MicroStrategy Cash Reserves Down 38% as Dividend Coverage Falls to 14 Months
STRC•MicroStrategy’s USD cash reserve declined 38% year-to-date to $1.4 billion as annualized dividend obligations quadrupled, reducing STRC’s dividend coverage from over seven years to 14 months. An analytics report warns that Strategy’s $10.6 billion unrealized bitcoin losses could force asset sales and erode shareholder value without a disciplined purchase strategy.
1. Cash Reserve Decline and Dividend Obligations
MicroStrategy’s USD cash reserve fell 38% since the start of the year, leaving $1.4 billion available while annual dividend obligations have roughly quadrupled over the same period. This rapid change cut STRC’s dividend coverage from more than seven years to just 14 months, well below the roughly $2.8 billion needed for prior coverage levels.
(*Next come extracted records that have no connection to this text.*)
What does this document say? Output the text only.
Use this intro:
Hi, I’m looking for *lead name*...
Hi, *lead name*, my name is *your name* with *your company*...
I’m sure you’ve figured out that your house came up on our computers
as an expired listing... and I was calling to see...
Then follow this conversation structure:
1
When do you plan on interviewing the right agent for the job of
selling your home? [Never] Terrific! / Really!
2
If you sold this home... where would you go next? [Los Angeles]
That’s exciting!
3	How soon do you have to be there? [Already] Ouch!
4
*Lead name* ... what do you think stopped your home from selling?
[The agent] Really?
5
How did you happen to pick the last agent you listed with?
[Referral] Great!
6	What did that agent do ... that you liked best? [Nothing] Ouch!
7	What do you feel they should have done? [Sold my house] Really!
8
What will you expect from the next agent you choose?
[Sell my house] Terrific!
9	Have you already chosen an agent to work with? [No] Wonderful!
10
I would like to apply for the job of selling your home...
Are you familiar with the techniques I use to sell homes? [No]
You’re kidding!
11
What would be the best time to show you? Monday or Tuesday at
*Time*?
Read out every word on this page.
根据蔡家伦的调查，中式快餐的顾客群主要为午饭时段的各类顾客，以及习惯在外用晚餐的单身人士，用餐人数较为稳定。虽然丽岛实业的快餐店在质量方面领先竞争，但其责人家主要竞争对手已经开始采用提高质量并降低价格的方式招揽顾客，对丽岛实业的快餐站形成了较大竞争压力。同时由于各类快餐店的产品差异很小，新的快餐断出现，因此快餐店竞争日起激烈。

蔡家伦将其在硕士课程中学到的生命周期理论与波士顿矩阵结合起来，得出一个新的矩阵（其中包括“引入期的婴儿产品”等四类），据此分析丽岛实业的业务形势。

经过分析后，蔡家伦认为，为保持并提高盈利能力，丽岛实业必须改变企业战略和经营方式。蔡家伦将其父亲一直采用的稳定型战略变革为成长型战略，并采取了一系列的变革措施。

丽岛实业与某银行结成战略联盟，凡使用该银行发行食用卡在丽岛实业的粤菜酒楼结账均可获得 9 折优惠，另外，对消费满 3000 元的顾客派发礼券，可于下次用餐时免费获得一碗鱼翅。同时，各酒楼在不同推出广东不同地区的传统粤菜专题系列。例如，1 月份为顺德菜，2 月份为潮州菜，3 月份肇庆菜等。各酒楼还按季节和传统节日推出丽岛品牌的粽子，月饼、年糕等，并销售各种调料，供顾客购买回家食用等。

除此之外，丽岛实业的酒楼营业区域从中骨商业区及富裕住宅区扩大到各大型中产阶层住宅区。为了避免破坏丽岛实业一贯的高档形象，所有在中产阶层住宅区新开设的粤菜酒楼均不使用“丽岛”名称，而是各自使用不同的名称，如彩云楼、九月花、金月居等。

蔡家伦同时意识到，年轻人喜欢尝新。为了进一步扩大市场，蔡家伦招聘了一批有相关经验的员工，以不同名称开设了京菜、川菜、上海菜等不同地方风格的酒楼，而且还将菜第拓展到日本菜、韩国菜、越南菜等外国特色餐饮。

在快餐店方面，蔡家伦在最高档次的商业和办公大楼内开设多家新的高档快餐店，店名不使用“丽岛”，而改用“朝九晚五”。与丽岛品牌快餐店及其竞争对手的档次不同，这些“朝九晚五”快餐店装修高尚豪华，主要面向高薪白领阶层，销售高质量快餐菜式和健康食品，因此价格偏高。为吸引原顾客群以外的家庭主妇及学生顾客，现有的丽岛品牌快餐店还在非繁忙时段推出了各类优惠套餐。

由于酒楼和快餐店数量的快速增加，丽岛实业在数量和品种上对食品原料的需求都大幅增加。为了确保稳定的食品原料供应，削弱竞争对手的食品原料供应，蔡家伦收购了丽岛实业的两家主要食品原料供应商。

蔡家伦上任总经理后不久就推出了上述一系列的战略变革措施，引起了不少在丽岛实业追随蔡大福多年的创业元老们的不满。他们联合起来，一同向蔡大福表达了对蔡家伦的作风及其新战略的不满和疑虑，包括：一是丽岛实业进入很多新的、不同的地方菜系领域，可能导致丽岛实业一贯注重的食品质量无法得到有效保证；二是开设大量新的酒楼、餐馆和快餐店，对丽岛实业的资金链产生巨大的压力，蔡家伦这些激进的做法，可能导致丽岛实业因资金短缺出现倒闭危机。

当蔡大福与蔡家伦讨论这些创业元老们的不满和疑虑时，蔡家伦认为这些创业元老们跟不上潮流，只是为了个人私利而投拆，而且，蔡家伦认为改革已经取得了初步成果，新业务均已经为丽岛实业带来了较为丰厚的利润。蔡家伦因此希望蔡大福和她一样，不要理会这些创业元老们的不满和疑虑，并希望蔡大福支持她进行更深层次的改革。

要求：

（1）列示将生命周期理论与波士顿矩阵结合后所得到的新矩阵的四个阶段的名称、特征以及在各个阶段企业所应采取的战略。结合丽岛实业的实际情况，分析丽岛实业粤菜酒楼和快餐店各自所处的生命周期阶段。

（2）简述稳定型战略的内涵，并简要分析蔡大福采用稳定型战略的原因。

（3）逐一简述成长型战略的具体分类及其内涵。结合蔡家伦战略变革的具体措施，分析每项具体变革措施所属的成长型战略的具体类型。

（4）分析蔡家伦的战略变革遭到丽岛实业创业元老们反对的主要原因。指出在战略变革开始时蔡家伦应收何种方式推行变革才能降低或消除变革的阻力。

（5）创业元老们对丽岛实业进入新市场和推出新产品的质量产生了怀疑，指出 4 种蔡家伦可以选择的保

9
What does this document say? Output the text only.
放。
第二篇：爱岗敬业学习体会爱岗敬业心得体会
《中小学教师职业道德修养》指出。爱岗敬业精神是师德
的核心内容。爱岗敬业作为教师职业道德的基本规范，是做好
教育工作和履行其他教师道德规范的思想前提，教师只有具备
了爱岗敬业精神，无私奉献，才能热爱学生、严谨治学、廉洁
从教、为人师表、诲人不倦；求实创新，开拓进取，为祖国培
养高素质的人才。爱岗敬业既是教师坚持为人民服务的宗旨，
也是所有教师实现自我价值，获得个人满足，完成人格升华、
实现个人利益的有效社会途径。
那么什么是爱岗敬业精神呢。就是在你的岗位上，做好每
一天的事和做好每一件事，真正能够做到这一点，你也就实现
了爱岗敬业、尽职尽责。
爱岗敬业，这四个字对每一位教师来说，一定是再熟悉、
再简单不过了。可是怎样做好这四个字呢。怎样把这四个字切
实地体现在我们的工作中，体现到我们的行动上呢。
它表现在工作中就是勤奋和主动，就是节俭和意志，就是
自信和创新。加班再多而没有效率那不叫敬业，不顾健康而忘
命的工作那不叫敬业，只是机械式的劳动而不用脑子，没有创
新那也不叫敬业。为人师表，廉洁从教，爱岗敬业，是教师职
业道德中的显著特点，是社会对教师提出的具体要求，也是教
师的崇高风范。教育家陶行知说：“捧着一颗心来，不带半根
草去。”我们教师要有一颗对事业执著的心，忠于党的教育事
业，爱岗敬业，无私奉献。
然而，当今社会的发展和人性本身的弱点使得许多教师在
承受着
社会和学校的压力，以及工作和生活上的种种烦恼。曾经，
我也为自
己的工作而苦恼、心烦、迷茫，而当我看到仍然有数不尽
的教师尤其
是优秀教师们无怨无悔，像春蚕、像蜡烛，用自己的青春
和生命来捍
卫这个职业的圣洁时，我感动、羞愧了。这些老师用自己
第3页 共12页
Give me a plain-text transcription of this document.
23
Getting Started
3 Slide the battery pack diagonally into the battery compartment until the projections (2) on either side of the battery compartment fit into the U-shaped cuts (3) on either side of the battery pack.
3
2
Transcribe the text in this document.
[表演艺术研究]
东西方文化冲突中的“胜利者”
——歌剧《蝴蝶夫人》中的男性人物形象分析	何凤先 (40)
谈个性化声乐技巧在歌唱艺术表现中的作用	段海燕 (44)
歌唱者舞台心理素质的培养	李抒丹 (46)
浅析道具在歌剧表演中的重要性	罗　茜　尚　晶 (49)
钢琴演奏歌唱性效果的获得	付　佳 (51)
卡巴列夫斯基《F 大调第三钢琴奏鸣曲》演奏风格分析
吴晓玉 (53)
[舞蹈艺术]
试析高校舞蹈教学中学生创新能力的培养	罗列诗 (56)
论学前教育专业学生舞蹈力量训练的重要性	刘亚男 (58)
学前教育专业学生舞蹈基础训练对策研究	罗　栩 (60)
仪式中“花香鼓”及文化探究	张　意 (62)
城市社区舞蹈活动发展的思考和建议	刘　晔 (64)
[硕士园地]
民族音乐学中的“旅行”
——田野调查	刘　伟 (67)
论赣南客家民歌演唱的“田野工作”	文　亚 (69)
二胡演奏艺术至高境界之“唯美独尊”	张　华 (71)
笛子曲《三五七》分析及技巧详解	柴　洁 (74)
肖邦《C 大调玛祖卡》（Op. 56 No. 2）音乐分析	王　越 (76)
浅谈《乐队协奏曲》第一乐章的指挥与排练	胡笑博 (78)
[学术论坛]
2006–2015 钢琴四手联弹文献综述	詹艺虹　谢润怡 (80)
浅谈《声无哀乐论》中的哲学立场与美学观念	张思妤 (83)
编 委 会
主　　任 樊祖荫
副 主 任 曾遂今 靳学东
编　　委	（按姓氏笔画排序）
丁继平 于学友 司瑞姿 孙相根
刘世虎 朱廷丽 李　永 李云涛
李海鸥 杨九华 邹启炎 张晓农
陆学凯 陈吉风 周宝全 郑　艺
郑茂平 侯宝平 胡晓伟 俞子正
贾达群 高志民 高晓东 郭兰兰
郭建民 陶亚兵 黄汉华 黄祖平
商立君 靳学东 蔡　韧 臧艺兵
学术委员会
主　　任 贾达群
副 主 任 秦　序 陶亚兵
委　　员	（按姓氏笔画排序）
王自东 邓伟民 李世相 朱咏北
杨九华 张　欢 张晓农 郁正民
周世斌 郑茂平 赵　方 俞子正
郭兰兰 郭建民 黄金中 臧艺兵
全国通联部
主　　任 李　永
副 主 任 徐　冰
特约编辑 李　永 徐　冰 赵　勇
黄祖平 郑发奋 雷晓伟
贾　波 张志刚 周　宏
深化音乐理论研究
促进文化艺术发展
2. Unrealized Bitcoin Losses and Purchase Strategy
The company holds approximately $50 billion in bitcoin at current prices but carries an aggregate unrealized loss of $10.6 billion, with all purchases made since 2024 underwater and 2026 buys suffering the steepest losses. Analysts highlight that continued purchases during a bear market, rather than preserving cash, heighten the risk of forced sales that would crystallize significant losses.
3. Preferred Stock Performance Pressure
Preferred shares traded under their $100 par value for the first time since 2024, hitting a record low of $79.85 and down over 43% in June. After breaching a 52-week low, STRC’s decline reflects growing investor concern over dwindling cash reserves, mounting dividend obligations, and potential value destruction from bitcoin volatility.